The Centers for Disease Control and Prevention (CDC) is working with other public health officials to monitor for ongoing Zika virus transmission. Today, CDC added the following destinations to the Zika virus travel alerts: Barbados, Bolivia, Ecuador, Guadeloupe, Saint Martin, Guyana, Cape Verde, and Samoa. On January 15, CDC issued a travel alert (Level 2-Practice Enhanced Precautions) for people traveling to regions and certain countries where Zika virus transmission is ongoing: the Commonwealth of Puerto Rico, a U.S. territory; Brazil; Colombia; El Salvador; French Guiana; Guatemala; Haiti; Honduras; Martinique; Mexico; Panama; Paraguay; Suriname; and Venezuela. Specific areas where Zika virus transmission is ongoing are often difficult to determine and are likely to continue to change over time.
As more information becomes available, CDC travel alerts will be updated. Travelers to areas where cases of Zika virus infection have been recently confirmed are at risk of being infected with the Zika virus. Travelers to these areas may also be at risk of being infected with dengue or chikungunya viruses. Mosquitoes that spread Zika, chikungunya, and dengue are aggressive daytime biters, prefer to bite people, and live indoors and outdoors near people. There is no vaccine or medicine available for Zika virus. The best way to avoid Zika virus infection is to prevent mosquito bites.
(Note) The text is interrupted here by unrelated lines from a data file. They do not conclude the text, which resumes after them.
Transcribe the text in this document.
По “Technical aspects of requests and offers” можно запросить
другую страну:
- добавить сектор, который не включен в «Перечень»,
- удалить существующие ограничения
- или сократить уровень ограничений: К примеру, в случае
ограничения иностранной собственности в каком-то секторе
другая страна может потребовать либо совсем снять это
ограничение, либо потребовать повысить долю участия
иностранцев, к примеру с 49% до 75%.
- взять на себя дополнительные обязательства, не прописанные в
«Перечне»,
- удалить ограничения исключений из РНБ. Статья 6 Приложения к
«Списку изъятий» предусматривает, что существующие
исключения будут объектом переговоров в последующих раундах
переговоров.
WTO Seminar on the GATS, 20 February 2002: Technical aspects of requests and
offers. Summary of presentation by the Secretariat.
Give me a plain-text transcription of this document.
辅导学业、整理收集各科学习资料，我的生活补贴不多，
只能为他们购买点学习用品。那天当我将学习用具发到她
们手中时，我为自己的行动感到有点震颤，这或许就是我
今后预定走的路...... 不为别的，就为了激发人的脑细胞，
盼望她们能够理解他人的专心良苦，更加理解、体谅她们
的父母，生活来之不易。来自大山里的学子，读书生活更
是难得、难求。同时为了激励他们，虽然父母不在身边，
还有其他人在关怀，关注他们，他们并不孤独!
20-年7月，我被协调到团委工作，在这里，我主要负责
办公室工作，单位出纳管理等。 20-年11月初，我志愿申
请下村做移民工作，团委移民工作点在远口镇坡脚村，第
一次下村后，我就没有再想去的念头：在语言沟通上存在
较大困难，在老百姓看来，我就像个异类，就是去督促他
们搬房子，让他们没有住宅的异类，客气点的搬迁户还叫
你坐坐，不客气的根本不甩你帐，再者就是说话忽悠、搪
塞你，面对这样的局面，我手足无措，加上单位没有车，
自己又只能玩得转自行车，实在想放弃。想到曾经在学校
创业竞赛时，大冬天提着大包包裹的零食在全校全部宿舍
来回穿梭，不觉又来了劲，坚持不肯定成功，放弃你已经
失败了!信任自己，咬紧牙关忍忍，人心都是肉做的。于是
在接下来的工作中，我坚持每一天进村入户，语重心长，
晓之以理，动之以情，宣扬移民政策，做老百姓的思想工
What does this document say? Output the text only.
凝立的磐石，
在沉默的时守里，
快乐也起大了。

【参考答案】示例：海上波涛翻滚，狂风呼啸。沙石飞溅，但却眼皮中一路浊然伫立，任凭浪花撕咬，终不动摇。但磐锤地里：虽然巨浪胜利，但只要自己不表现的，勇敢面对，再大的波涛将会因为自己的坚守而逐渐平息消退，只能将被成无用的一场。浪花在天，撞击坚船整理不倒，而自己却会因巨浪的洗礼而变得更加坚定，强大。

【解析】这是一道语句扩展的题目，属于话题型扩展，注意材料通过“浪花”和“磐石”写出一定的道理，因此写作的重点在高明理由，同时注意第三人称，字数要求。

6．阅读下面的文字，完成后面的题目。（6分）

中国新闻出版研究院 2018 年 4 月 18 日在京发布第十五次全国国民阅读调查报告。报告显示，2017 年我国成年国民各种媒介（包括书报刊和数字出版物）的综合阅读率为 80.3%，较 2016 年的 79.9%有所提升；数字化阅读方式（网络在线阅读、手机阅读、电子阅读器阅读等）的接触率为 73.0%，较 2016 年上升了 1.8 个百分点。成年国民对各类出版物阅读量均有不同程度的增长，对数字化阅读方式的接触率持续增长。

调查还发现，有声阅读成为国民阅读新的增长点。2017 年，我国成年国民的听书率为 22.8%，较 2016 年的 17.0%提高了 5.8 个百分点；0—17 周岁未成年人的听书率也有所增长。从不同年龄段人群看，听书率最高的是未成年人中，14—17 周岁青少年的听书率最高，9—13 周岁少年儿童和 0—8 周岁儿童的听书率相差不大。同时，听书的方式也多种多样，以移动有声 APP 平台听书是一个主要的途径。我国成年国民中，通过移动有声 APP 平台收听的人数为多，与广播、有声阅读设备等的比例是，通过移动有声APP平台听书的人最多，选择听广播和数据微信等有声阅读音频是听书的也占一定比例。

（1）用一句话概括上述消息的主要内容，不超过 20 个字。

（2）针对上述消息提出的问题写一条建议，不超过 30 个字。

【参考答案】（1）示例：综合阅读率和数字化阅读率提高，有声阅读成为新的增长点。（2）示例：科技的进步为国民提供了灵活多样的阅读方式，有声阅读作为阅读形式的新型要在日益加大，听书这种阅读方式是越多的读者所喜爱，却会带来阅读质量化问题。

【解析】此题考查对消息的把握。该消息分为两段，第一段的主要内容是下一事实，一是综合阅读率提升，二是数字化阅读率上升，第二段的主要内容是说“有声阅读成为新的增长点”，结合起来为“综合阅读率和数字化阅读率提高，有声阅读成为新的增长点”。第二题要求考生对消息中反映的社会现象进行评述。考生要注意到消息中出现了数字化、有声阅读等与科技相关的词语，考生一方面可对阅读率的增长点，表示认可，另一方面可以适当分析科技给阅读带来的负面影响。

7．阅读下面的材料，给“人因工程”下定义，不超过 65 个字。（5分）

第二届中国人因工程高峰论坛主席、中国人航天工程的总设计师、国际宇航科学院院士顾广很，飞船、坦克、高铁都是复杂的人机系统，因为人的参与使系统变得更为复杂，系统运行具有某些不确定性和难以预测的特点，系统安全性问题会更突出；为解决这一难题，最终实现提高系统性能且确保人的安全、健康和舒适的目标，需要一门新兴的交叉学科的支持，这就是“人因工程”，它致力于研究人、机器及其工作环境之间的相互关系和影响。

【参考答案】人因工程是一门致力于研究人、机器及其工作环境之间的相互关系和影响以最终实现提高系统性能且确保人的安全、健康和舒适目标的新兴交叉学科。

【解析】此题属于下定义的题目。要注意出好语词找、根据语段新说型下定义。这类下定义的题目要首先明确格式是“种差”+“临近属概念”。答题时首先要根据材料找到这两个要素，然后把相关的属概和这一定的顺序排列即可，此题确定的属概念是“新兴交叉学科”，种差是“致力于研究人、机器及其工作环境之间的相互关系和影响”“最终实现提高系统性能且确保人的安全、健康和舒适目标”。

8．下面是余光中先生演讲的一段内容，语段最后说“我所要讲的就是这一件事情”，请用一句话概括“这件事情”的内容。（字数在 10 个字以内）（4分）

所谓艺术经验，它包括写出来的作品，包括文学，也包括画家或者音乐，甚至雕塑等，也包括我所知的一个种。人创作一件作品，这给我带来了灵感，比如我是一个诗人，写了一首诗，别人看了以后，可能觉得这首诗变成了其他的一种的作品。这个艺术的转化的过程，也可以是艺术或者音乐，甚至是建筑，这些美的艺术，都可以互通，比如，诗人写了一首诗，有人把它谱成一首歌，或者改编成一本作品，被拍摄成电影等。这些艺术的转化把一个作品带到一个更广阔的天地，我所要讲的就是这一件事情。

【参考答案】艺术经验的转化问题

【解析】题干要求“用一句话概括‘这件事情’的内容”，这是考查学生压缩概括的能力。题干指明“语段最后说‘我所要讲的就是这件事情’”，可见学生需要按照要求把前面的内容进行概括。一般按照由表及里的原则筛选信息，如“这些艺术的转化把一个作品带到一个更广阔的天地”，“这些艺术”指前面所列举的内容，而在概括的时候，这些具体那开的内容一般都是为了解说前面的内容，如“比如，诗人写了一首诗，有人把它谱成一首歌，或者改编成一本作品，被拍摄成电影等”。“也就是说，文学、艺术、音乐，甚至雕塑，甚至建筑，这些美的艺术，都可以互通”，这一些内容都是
Some travelers to areas with ongoing Zika virus transmission will become infected while traveling but will not become sick until they return home. Symptoms include fever, rash, joint pain, and red eyes. Other commonly reported symptoms include muscle pain, headache, and pain behind the eyes. The illness is usually mild with symptoms lasting from several days to a week. Severe disease requiring hospitalization is uncommon and case fatality is low. Travelers to these areas should monitor for symptoms or illness upon return. If they become ill, they should tell their healthcare professional where they have traveled and when.
Until more is known, and out of an abundance of caution, CDC continues to recommend that pregnant women and women trying to become pregnant take the following precautions:
• Pregnant women in any trimester should consider postponing travel to the areas where Zika virus transmission is ongoing. Pregnant women who must travel to one of these areas should talk to their doctor or other healthcare professional first and strictly follow steps to avoid mosquito bites during the trip.
• Women trying to become pregnant should consult with their healthcare professional before traveling to these areas and strictly follow steps to prevent mosquito bites during the trip.
Guillain-Barré syndrome (GBS) has been reported in patients with probable Zika virus infection in French Polynesia and Brazil. Research efforts will also examine the link between Zika and GBS.